Monday, August 15, 2011

"Words Alone: Yeats and His Inheritances" by R.F.Foster.

I think one could fairly describe R.F. Foster's output as prodigious. The amount of reading that must have gone into his two volume biography of Yeats alone is almost frightening to contemplate. He somehow managed not to be buried by the details and he is consistently enjoyable to read. Neither of which can be said for Gordon Bowker's new biography of Joyce.

Two examples from Foster's new book: "Words Alone".
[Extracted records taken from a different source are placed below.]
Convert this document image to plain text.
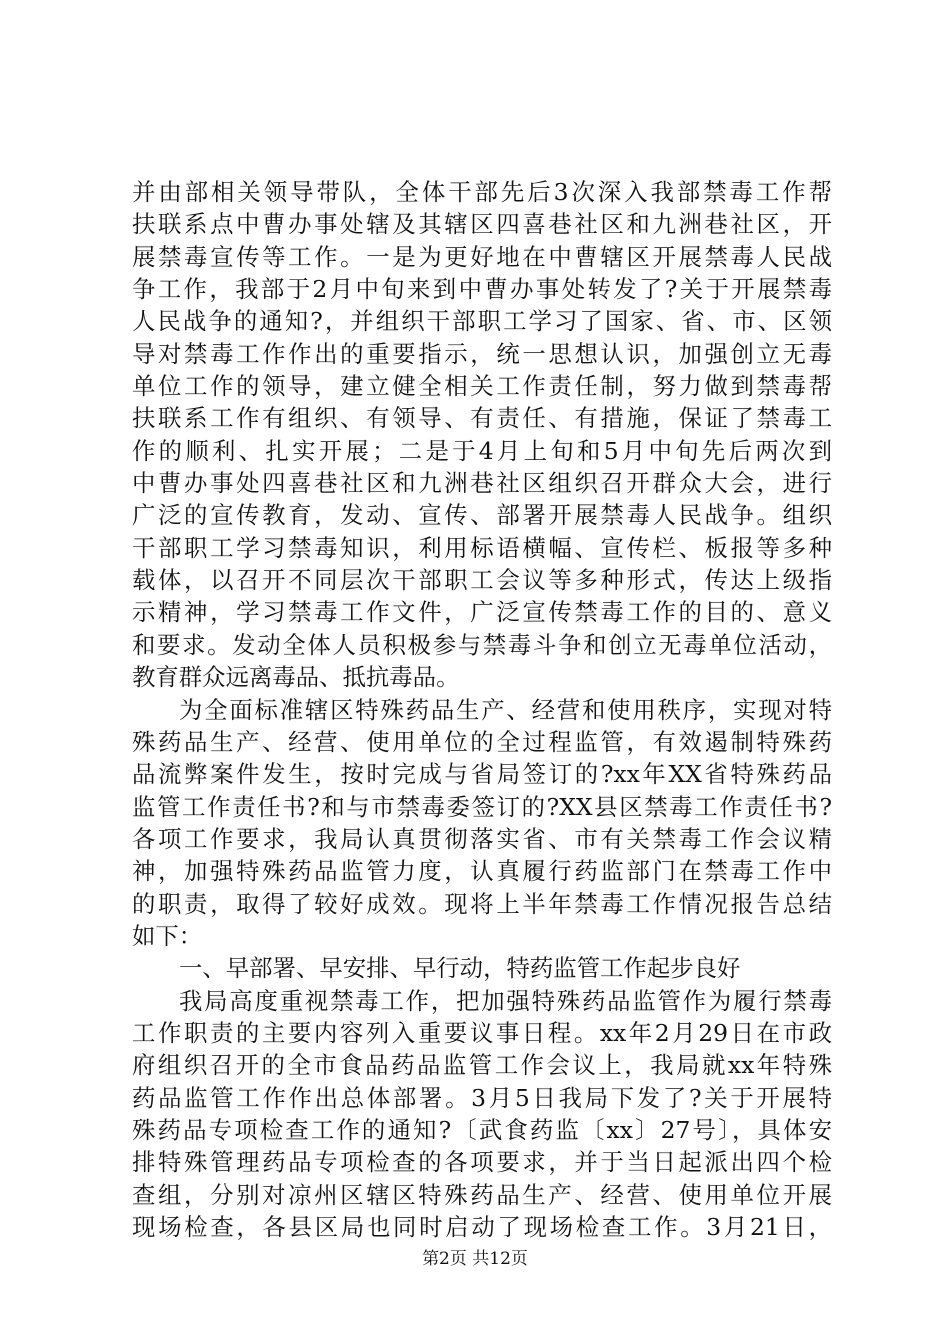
并由部相关领导带队，全体干部先后3次深入我部禁毒工作帮
扶联系点中曹办事处辖及其辖区四喜巷社区和九洲巷社区，开
展禁毒宣传等工作。一是为更好地在中曹辖区开展禁毒人民战
争工作，我部于2月中旬来到中曹办事处转发了?关于开展禁毒
人民战争的通知?，并组织干部职工学习了国家、省、市、区领
导对禁毒工作作出的重要指示，统一思想认识，加强创立无毒
单位工作的领导，建立健全相关工作责任制，努力做到禁毒帮
扶联系工作有组织、有领导、有责任、有措施，保证了禁毒工
作的顺利、扎实开展；二是于4月上旬和5月中旬先后两次到
中曹办事处四喜巷社区和九洲巷社区组织召开群众大会，进行
广泛的宣传教育，发动、宣传、部署开展禁毒人民战争。组织
干部职工学习禁毒知识，利用标语横幅、宣传栏、板报等多种
载体，以召开不同层次干部职工会议等多种形式，传达上级指
示精神，学习禁毒工作文件，广泛宣传禁毒工作的目的、意义
和要求。发动全体人员积极参与禁毒斗争和创立无毒单位活动，
教育群众远离毒品、抵抗毒品。
为全面标准辖区特殊药品生产、经营和使用秩序，实现对特
殊药品生产、经营、使用单位的全过程监管，有效遏制特殊药
品流弊案件发生，按时完成与省局签订的?xx年XX省特殊药品
监管工作责任书?和与市禁毒委签订的?XX县区禁毒工作责任书?
各项工作要求，我局认真贯彻落实省、市有关禁毒工作会议精
神，加强特殊药品监管力度，认真履行药监部门在禁毒工作中
的职责，取得了较好成效。现将上半年禁毒工作情况报告总结
如下：
一、早部署、早安排、早行动，特药监管工作起步良好
我局高度重视禁毒工作，把加强特殊药品监管作为履行禁毒
工作职责的主要内容列入重要议事日程。xx年2月29日在市政
府组织召开的全市食品药品监管工作会议上，我局就xx年特殊
药品监管工作作出总体部署。3月5日我局下发了?关于开展特
殊药品专项检查工作的通知?〔武食药监〔xx〕27号〕，具体安
排特殊管理药品专项检查的各项要求，并于当日起派出四个检
查组，分别对凉州区辖区特殊药品生产、经营、使用单位开展
现场检查，各县区局也同时启动了现场检查工作。3月21日，
第2页 共12页
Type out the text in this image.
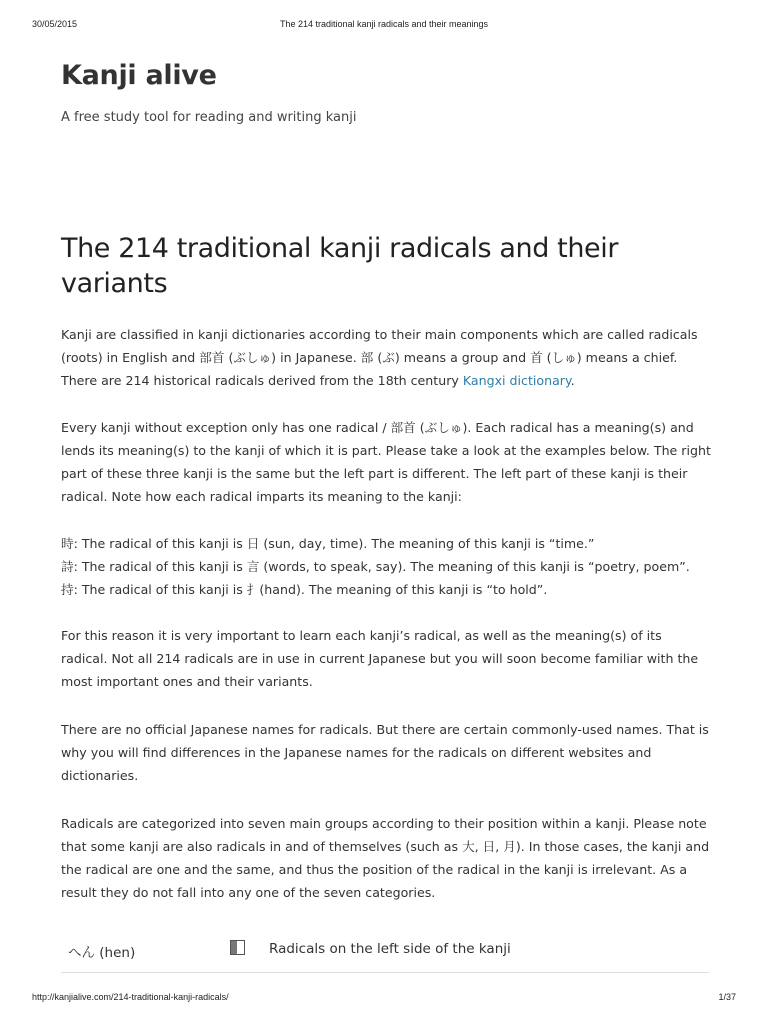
30/05/2015	The 214 traditional kanji radicals and their meanings
Kanji alive

A free study tool for reading and writing kanji

The 214 traditional kanji radicals and their variants

Kanji are classified in kanji dictionaries according to their main components which are called radicals (roots) in English and 部首 (ぶしゅ) in Japanese. 部 (ぶ) means a group and 首 (しゅ) means a chief. There are 214 historical radicals derived from the 18th century Kangxi dictionary.

Every kanji without exception only has one radical / 部首 (ぶしゅ). Each radical has a meaning(s) and lends its meaning(s) to the kanji of which it is part. Please take a look at the examples below. The right part of these three kanji is the same but the left part is different. The left part of these kanji is their radical. Note how each radical imparts its meaning to the kanji:

時: The radical of this kanji is 日 (sun, day, time). The meaning of this kanji is “time.”
詩: The radical of this kanji is 言 (words, to speak, say). The meaning of this kanji is “poetry, poem”.
持: The radical of this kanji is 扌(hand). The meaning of this kanji is “to hold”.

For this reason it is very important to learn each kanji’s radical, as well as the meaning(s) of its radical. Not all 214 radicals are in use in current Japanese but you will soon become familiar with the most important ones and their variants.

There are no official Japanese names for radicals. But there are certain commonly-used names. That is why you will find differences in the Japanese names for the radicals on different websites and dictionaries.

Radicals are categorized into seven main groups according to their position within a kanji. Please note that some kanji are also radicals in and of themselves (such as 大, 日, 月). In those cases, the kanji and the radical are one and the same, and thus the position of the radical in the kanji is irrelevant. As a result they do not fall into any one of the seven categories.

へん (hen)	Radicals on the left side of the kanji
http://kanjialive.com/214-traditional-kanji-radicals/	1/37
The first nails The Boys Own quality of Dracula while simultaneously taking to task some of the more outrageous readings of the book:

In many ways Dracula reads more like John Buchan on mescaline than anything Irish. Its primary identity is as English (or British) shocker rather than Anglo-Irish meditation-however wittily the count and his earth boxes may be interpreted as a metaphor for declining Irish landlords. 105

We could argue whether Uncle Silas is Le Fanu's "masterpiece". Foster's topic in chapter three, "Lost in the Big House: Anglo-Irishry and the Uses of the Supernatural" predisposes him towards the novel as it is always going to be more useful to his analysis than "In a glass darkly". But I like this:

Thus the Styrian lesbian Vampire Carmilla allegedly turns into an 'autochthonous manifestation of the female nation, reaching out from portraits and ruined castles to fascinate and destroy the expatriate English, confined, as Laura is in the novella by a sterile world of patriarchal rationality where no young men are permitted because no continuation is possible.' Perhaps the connection between nation and narration can be taken a step too far.

The reproof is in the juxtaposition of controlled syntax with what precedes it more than in the diplomatically phrased comment.